I have to confess: I love memoirs. As someone who earned my MFA in creative nonfiction, I can’t get enough of memoirs and personal essays. Mary Karr, bell hooks, Lidia Yuknavitch, Maggie Nelson (although her memoirs aren’t really straight memoir), Roxane Gay, even the medical memoirs of Drs. Jerome Groopman and Atul Gawande.
My boss, however, mentioned to me the other day that no one would really want to read a memoir by a “non-famous person.” This stumped me, because was someone like Mary Karr “famous” before her memoirs? How are we defining fame? Snooki? Patti Smith? Oprah? I think he meant to really ask why does someone choose to read memoir? Which got me thinking – when I go to the bookstore and browse the memoirs, I don’t search for well-known stars. I’ll go up and down the shelves, scanning the titles for anything that catches my eye, pull off any book with a colorful cover that grabs my attention; that sort of thing.

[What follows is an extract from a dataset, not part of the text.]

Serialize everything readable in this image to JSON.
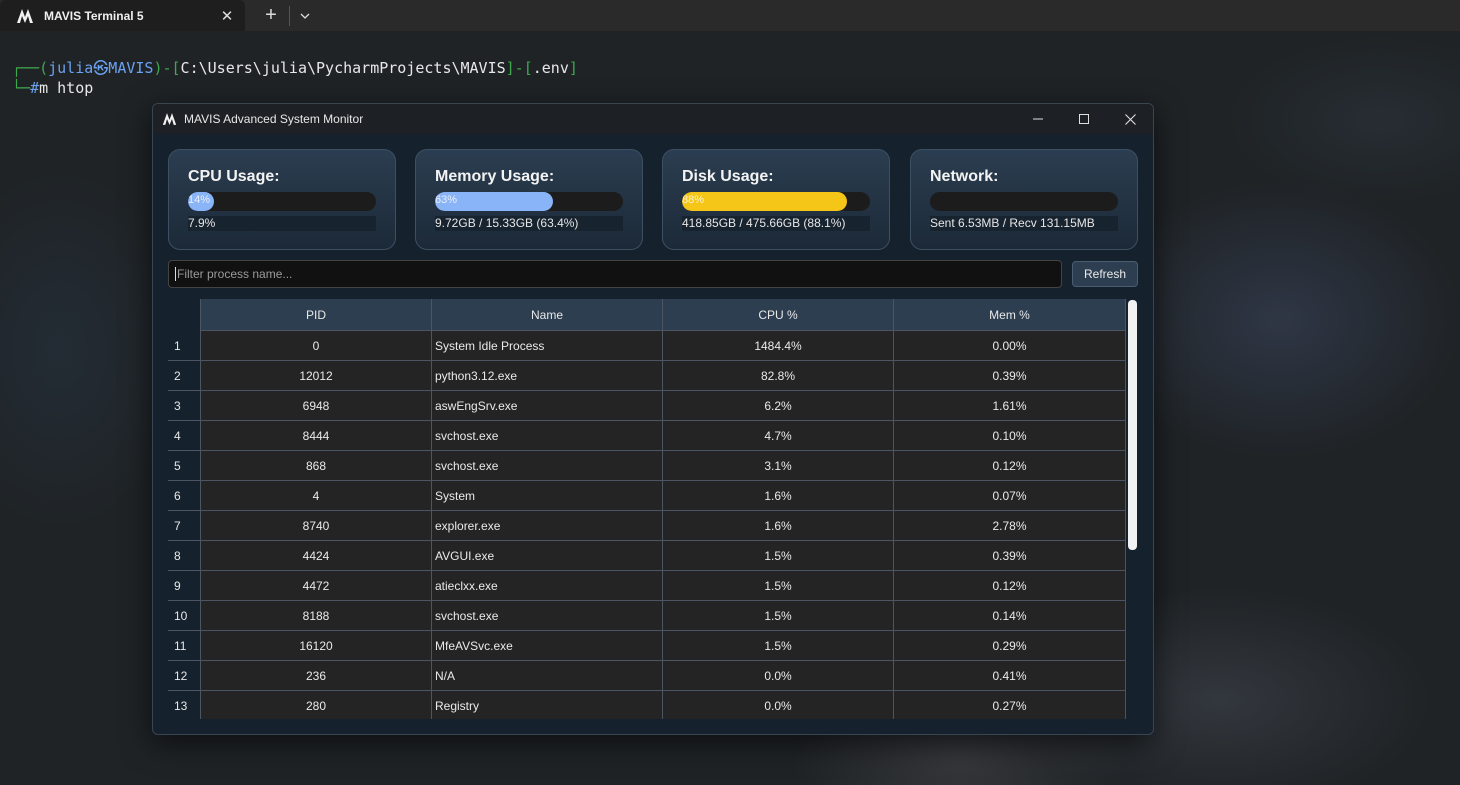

I asked my boss what he meant, and we started talking about his one foray into creative writing. He took an elective in nonfiction writing (although his field was vastly different) at the same school where I earned my MFA. I asked him what he thought, and braced myself for the answer. He said it made him not want to write again. The workshop experience was that brutal – which, okay, it can be, no doubt. He also felt it was too much like a group therapy session. Ask most memoirists and they will tell you that in no way is memoir meant to be therapy – that’s not art, and doesn’t take craft into consideration. Many (if not most) people who write memoir go to therapy so they don’t bring that onto the page. Memoir involves craft and skill; it’s not journaling or a diary or a substitute for a 50 minute session every week.
I think people read memoirs by “non-famous” people to get a glimpse into someone else’s life. Readers, by nature, are curious people. What better way to satisfy that curiosity than losing yourself in someone else’s story for 200 pages? We read memoir for connection, to feel less alone, to know that someone else out there has struggled with something similar and lived to tell the tale. We read it for entertainment (I never laugh out loud at books, but Tina Fey’s Bossypants changed that), we read it for hope.